Donaghue and Rx Foundation Support Kentucky Medicaid Survey

Donaghue and the Rx Foundation are co-funding a survey of the Kentucky population conducted by the University of Pennsylvania about the state’s new Medicaid program intended for the Medicaid expansion population — low-income adults who are not disabled, not pregnant or not medically frail.

The program, called Kentucky HEALTH, requires that enrollees engage in a minimum of 80 hours a month of work, education or volunteer activities; make a contribution to cover the premium cost regardless of their income level; and adhere to tighter timeframes for redetermination of eligibility if coverage is lapsed.
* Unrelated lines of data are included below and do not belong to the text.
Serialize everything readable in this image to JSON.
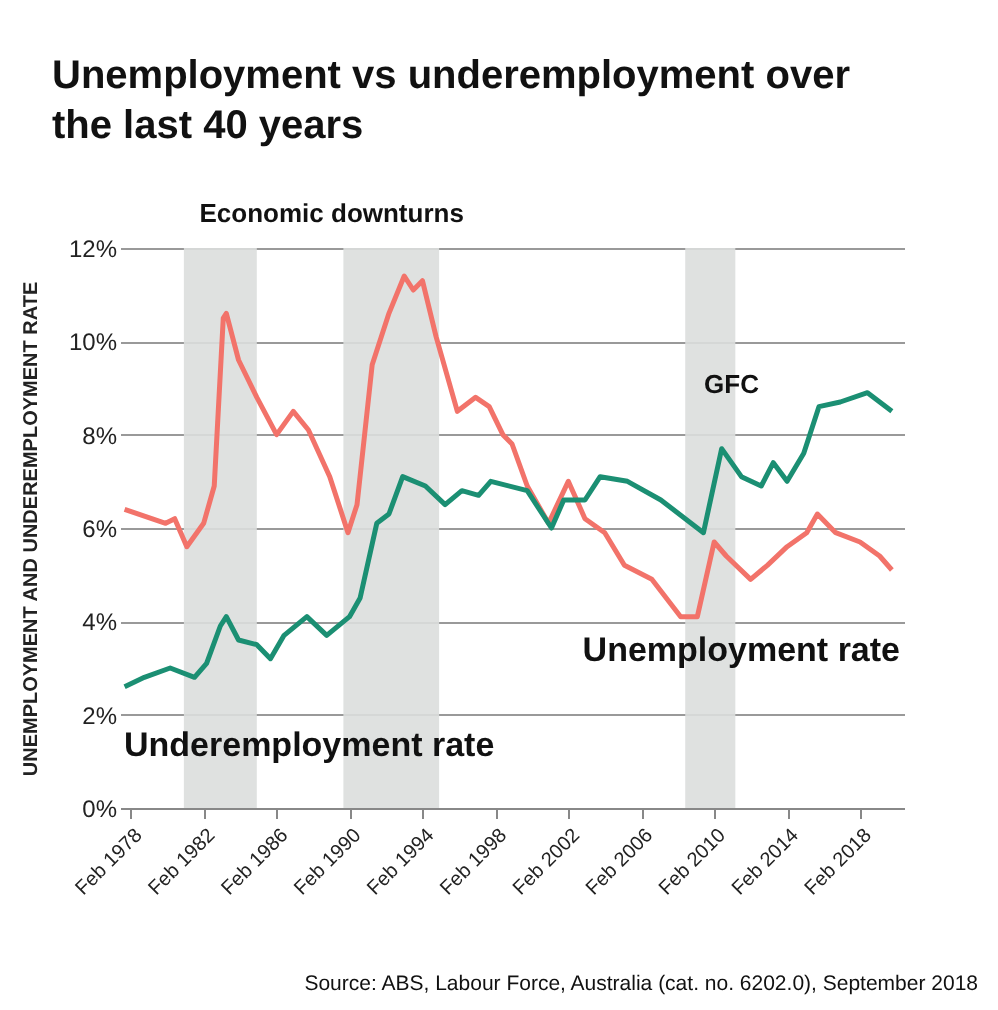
{
  "chart_data": {
    "type": "line",
    "title": "Unemployment vs underemployment over the last 40 years",
    "ylabel": "UNEMPLOYMENT AND UNDEREMPLOYMENT RATE",
    "annotations": [
      "Economic downturns",
      "GFC",
      "Source: ABS, Labour Force, Australia (cat. no. 6202.0), September 2018"
    ],
    "series": [
      {
        "name": "Unemployment rate",
        "color": "#f2736a",
        "x": [
          "1977-10",
          "1980-01",
          "1980-07",
          "1981-03",
          "1982-02",
          "1982-09",
          "1983-03",
          "1983-05",
          "1984-01",
          "1985-01",
          "1986-02",
          "1987-01",
          "1987-11",
          "1989-01",
          "1990-01",
          "1990-07",
          "1991-05",
          "1992-04",
          "1993-02",
          "1993-08",
          "1994-02",
          "1994-11",
          "1996-01",
          "1997-01",
          "1997-10",
          "1998-07",
          "1999-01",
          "1999-11",
          "2001-01",
          "2002-02",
          "2003-01",
          "2004-02",
          "2005-03",
          "2006-09",
          "2008-04",
          "2009-03",
          "2010-02",
          "2010-10",
          "2012-02",
          "2013-01",
          "2014-02",
          "2015-03",
          "2015-10",
          "2016-10",
          "2018-02",
          "2019-03",
          "2019-11"
        ],
        "values": [
          6.4,
          6.1,
          6.2,
          5.6,
          6.1,
          6.9,
          10.5,
          10.6,
          9.6,
          8.8,
          8.0,
          8.5,
          8.1,
          7.1,
          5.9,
          6.5,
          9.5,
          10.6,
          11.4,
          11.1,
          11.3,
          10.1,
          8.5,
          8.8,
          8.6,
          8.0,
          7.8,
          6.9,
          6.1,
          7.0,
          6.2,
          5.9,
          5.2,
          4.9,
          4.1,
          4.1,
          5.7,
          5.4,
          4.9,
          5.2,
          5.6,
          5.9,
          6.3,
          5.9,
          5.7,
          5.4,
          5.1
        ]
      },
      {
        "name": "Underemployment rate",
        "color": "#1b8f73",
        "x": [
          "1977-10",
          "1978-11",
          "1980-04",
          "1981-08",
          "1982-04",
          "1983-01",
          "1983-05",
          "1984-01",
          "1985-01",
          "1985-10",
          "1986-07",
          "1987-10",
          "1988-11",
          "1990-02",
          "1990-09",
          "1991-08",
          "1992-04",
          "1993-01",
          "1994-04",
          "1995-05",
          "1996-04",
          "1997-03",
          "1997-11",
          "1999-11",
          "2001-03",
          "2001-11",
          "2003-01",
          "2003-11",
          "2005-05",
          "2007-03",
          "2009-07",
          "2010-07",
          "2011-08",
          "2012-09",
          "2013-05",
          "2014-02",
          "2015-01",
          "2015-11",
          "2017-01",
          "2018-07",
          "2019-11"
        ],
        "values": [
          2.6,
          2.8,
          3.0,
          2.8,
          3.1,
          3.9,
          4.1,
          3.6,
          3.5,
          3.2,
          3.7,
          4.1,
          3.7,
          4.1,
          4.5,
          6.1,
          6.3,
          7.1,
          6.9,
          6.5,
          6.8,
          6.7,
          7.0,
          6.8,
          6.0,
          6.6,
          6.6,
          7.1,
          7.0,
          6.6,
          5.9,
          7.7,
          7.1,
          6.9,
          7.4,
          7.0,
          7.6,
          8.6,
          8.7,
          8.9,
          8.5
        ]
      }
    ],
    "bands": [
      {
        "axis": "x",
        "from": "1981-01",
        "to": "1985-01",
        "color": "#dcdedd"
      },
      {
        "axis": "x",
        "from": "1989-10",
        "to": "1995-01",
        "color": "#dcdedd"
      },
      {
        "axis": "x",
        "from": "2008-07",
        "to": "2011-04",
        "color": "#dcdedd"
      }
    ],
    "xlim": [
      "1977-07",
      "2020-07"
    ],
    "xticks": [
      {
        "value": "1978-02",
        "label": "Feb 1978"
      },
      {
        "value": "1982-02",
        "label": "Feb 1982"
      },
      {
        "value": "1986-02",
        "label": "Feb 1986"
      },
      {
        "value": "1990-02",
        "label": "Feb 1990"
      },
      {
        "value": "1994-02",
        "label": "Feb 1994"
      },
      {
        "value": "1998-02",
        "label": "Feb 1998"
      },
      {
        "value": "2002-02",
        "label": "Feb 2002"
      },
      {
        "value": "2006-02",
        "label": "Feb 2006"
      },
      {
        "value": "2010-02",
        "label": "Feb 2010"
      },
      {
        "value": "2014-02",
        "label": "Feb 2014"
      },
      {
        "value": "2018-02",
        "label": "Feb 2018"
      }
    ],
    "ylim": [
      0,
      12
    ],
    "yticks": [
      {
        "value": 0,
        "label": "0%"
      },
      {
        "value": 2,
        "label": "2%"
      },
      {
        "value": 4,
        "label": "4%"
      },
      {
        "value": 6,
        "label": "6%"
      },
      {
        "value": 8,
        "label": "8%"
      },
      {
        "value": 10,
        "label": "10%"
      },
      {
        "value": 12,
        "label": "12%"
      }
    ],
    "grid": "y",
    "line_style": "solid",
    "marker": "none"
  }
}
Both funders are contributing half of the $270,000 two-year award.

Because the program was approved under the Medicaid waiver policy, Kentucky HEALTH is required to have an evaluation. The Commonwealth of Kentucky has contracted with the University of Pennsylvania to do this evaluation, which will include a randomized controlled trial. The Donaghue and Rx Foundation-funded survey will complement this evaluation by asking the general Kentucky population about their awareness, understanding, attitudes and beliefs about the new program. This study will go beyond existing research that has asked only broad questions related to support for personal responsibility and will compare differences between new Medicaid enrollees and the general population regarding the role of the state in health care and in beliefs, knowledge and support for the new program.

The survey will over-sample lower income individuals who may be eligible for the new program either now or in the future. Plus, given the survey methods that are being used, it will also be possible to identify salient narratives from Medicaid beneficiaries on stigma that they feel or experience and to relate those themes with actual employment and educational activities of beneficiaries and barriers they may face to labor force participation. Because data collection will continue for two years, it will be possible to detect changes over time about people’s beliefs and knowledge of the new program.

The results of both the RCT evaluation and the population-level survey will be valuable information to the 16 states that are either implementing or developing plans with similar waivers to their Medicaid programs. The study is led by Atheendar Venkataramani, MD, PhD, at the Perelman School of Medicine, University of Pennsylvania and Kristin Underhill, JD, PhD, of Columbia Law School.

The Rx Foundation, which focuses is on funding innovative projects and people to improve healthcare quality and access in the United States, is also a co-funder of one of the Donaghue Greater Value Portfolio awards.